After lunch, we switched hotels so we could use points to redeem a free night at an SPG hotel. Then we headed over to the gardens at Dumbarton Oaks in Georgetown. This had been on my list of places to visit for a couple years, and the gardens are simply stunning. They reminded me quite a bit of the Boboli Gardens in Florence, and it felt like there were secret gardens and passages everywhere we turned. If it hadn’t been 95 degrees, I could’ve spent hours in this space with a good book. We explored the gardens — finding lots of shade! — and then took a leisurely stroll through the charming streets of Georgetown as we made our way to Georgetown University for a walk through the campus.

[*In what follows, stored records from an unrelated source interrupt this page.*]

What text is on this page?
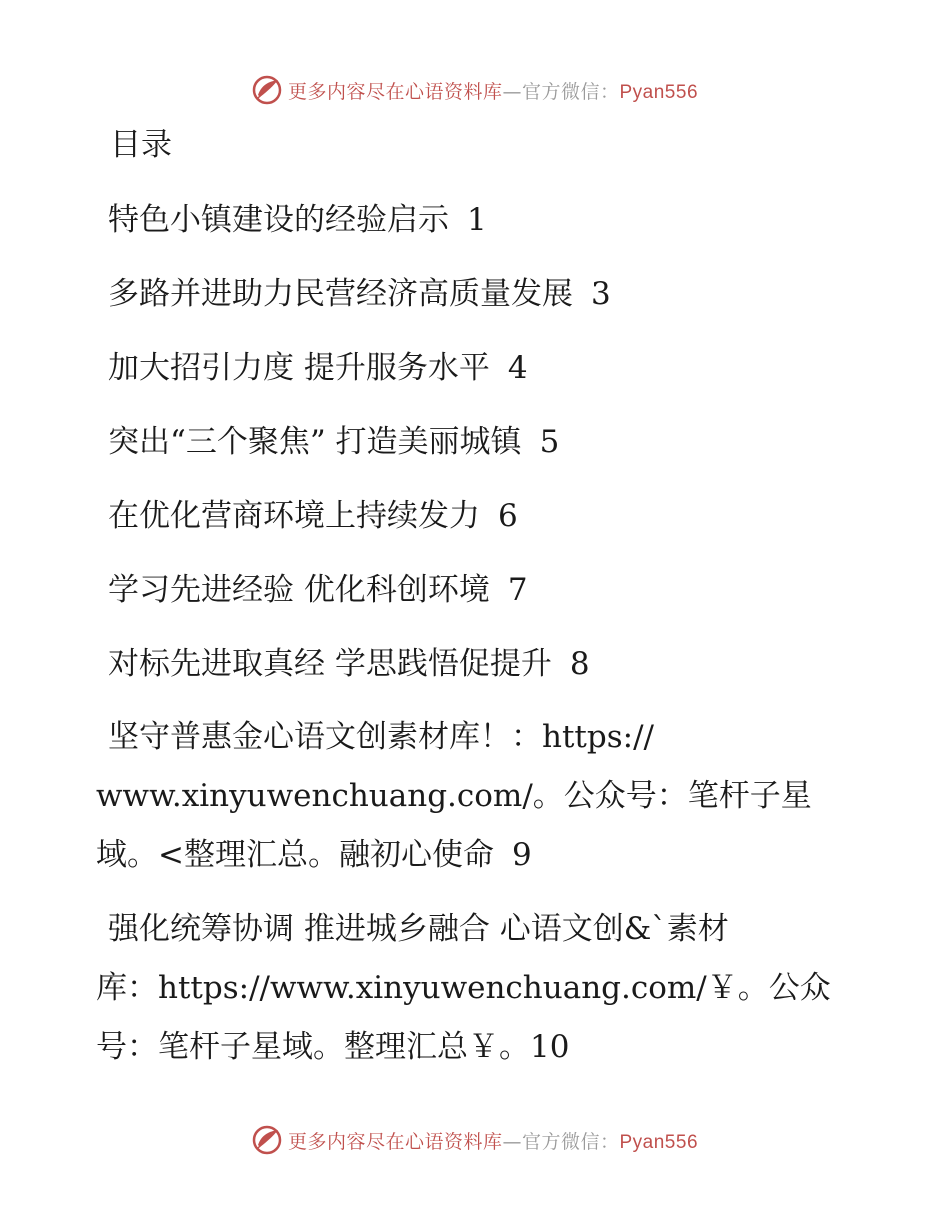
更多内容尽在心语资料库—官方微信：Pyan556
目录
特色小镇建设的经验启示 1
多路并进助力民营经济高质量发展 3
加大招引力度 提升服务水平 4
突出“三个聚焦” 打造美丽城镇 5
在优化营商环境上持续发力 6
学习先进经验 优化科创环境 7
对标先进取真经 学思践悟促提升 8
坚守普惠金心语文创素材库！：https://
www.xinyuwenchuang.com/。公众号：笔杆子星
域。<整理汇总。融初心使命 9
强化统筹协调 推进城乡融合 心语文创&`素材
库：https://www.xinyuwenchuang.com/￥。公众
号：笔杆子星域。整理汇总￥。10
更多内容尽在心语资料库—官方微信：Pyan556
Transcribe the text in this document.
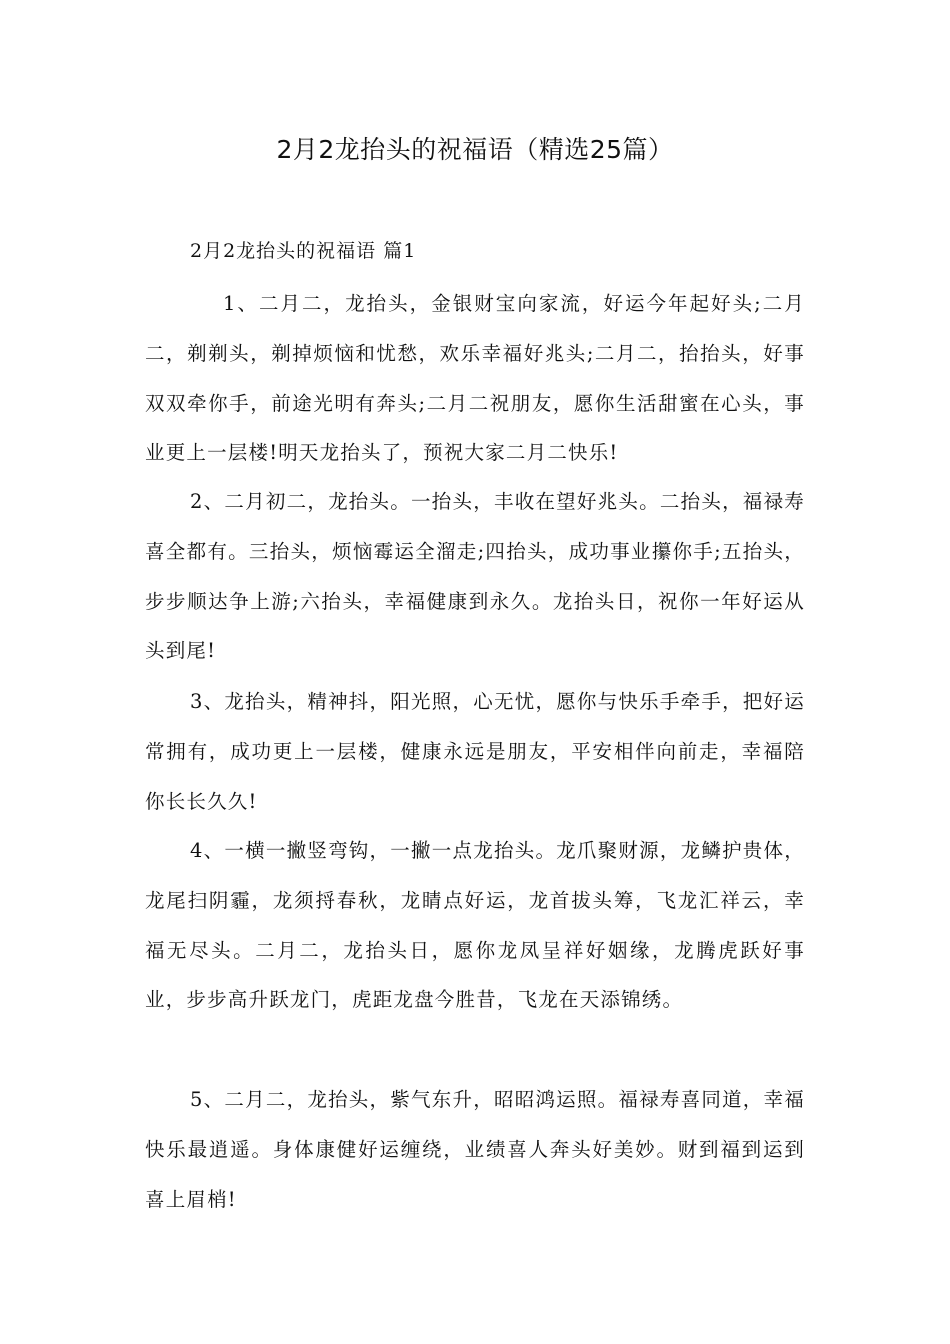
2月2龙抬头的祝福语（精选25篇）
2月2龙抬头的祝福语 篇1

1、二月二，龙抬头，金银财宝向家流，好运今年起好头;二月二，剃剃头，剃掉烦恼和忧愁，欢乐幸福好兆头;二月二，抬抬头，好事双双牵你手，前途光明有奔头;二月二祝朋友，愿你生活甜蜜在心头，事业更上一层楼!明天龙抬头了，预祝大家二月二快乐!

2、二月初二，龙抬头。一抬头，丰收在望好兆头。二抬头，福禄寿喜全都有。三抬头，烦恼霉运全溜走;四抬头，成功事业攥你手;五抬头，步步顺达争上游;六抬头，幸福健康到永久。龙抬头日，祝你一年好运从头到尾!

3、龙抬头，精神抖，阳光照，心无忧，愿你与快乐手牵手，把好运常拥有，成功更上一层楼，健康永远是朋友，平安相伴向前走，幸福陪你长长久久!

4、一横一撇竖弯钩，一撇一点龙抬头。龙爪聚财源，龙鳞护贵体，龙尾扫阴霾，龙须捋春秋，龙睛点好运，龙首拔头筹，飞龙汇祥云，幸福无尽头。二月二，龙抬头日，愿你龙凤呈祥好姻缘，龙腾虎跃好事业，步步高升跃龙门，虎距龙盘今胜昔，飞龙在天添锦绣。

5、二月二，龙抬头，紫气东升，昭昭鸿运照。福禄寿喜同道，幸福快乐最逍遥。身体康健好运缠绕，业绩喜人奔头好美妙。财到福到运到喜上眉梢!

We continued making our way through Georgetown and browsed the stores on M Street, the main commercial drag of the neighborhood. By then, the heat was getting to us, so Rob suggested the best idea ever: Root Beer and Coke floats at Good Stuff Eatery. It’s been years since I’d had a Root Beer float, but it brought back the best memories of summer fun with my cousins. Not to mention, it definitely did the trick in helping to beat the heat.
After a bit more window shopping, we headed down to the Georgetown waterfront for our dinner at Farmers Fishers Bakers. This restaurant came highly recommended by D.C. friends. It’s a great location, a huge menu, and so many fun cocktails. After dinner, we walked along the Georgetown waterfront all the way to the Lincoln Memorial. By then, the sun had set and the Lincoln looked so majestic lit up at night. It’s such a powerful experience to visit our nation’s monuments and memorials.
We decided to spend Monday by the National Mall. We went to the Hirshhorn Museum for some contemporary and modern art, popped into the Museum of American History for a few minutes, and then went to the National Portrait Gallery. One of the great things about D.C. is that all the Smithsonian museums are free to visit, making bouncing around guilt-free. However, we definitely could’ve spent a lot more time at the National Portrait Gallery. Although we had been to that one before, it’s our favorite museum. It’s a fascinating look at American history through the lens of impactful Americans and their portraits.
After a morning of museum-hopping, we got a leisurely lunch at Zaytinya right across the National Portrait Gallery for some delicious Mediterranean food. After that, it was time to freshen up (again, the heat!) at our hotel, pack our things, and head to Arlington for our bus departure. It was a wonderful weekend celebrating dear friends and making memories for ourselves!
- Always, always, always make a restaurant reservation if possible. All the restaurants we ate at are on Open Table, and we got to eat right when we were ready instead of waiting up to an hour and a half for a table.
- Walk as much as you can! Walking is always the best way to see a city, get a lay of the land, and find hidden gems.
- Look up the city’s event calendar ahead of time to see what free activities you can join (festivals, concerts, parades).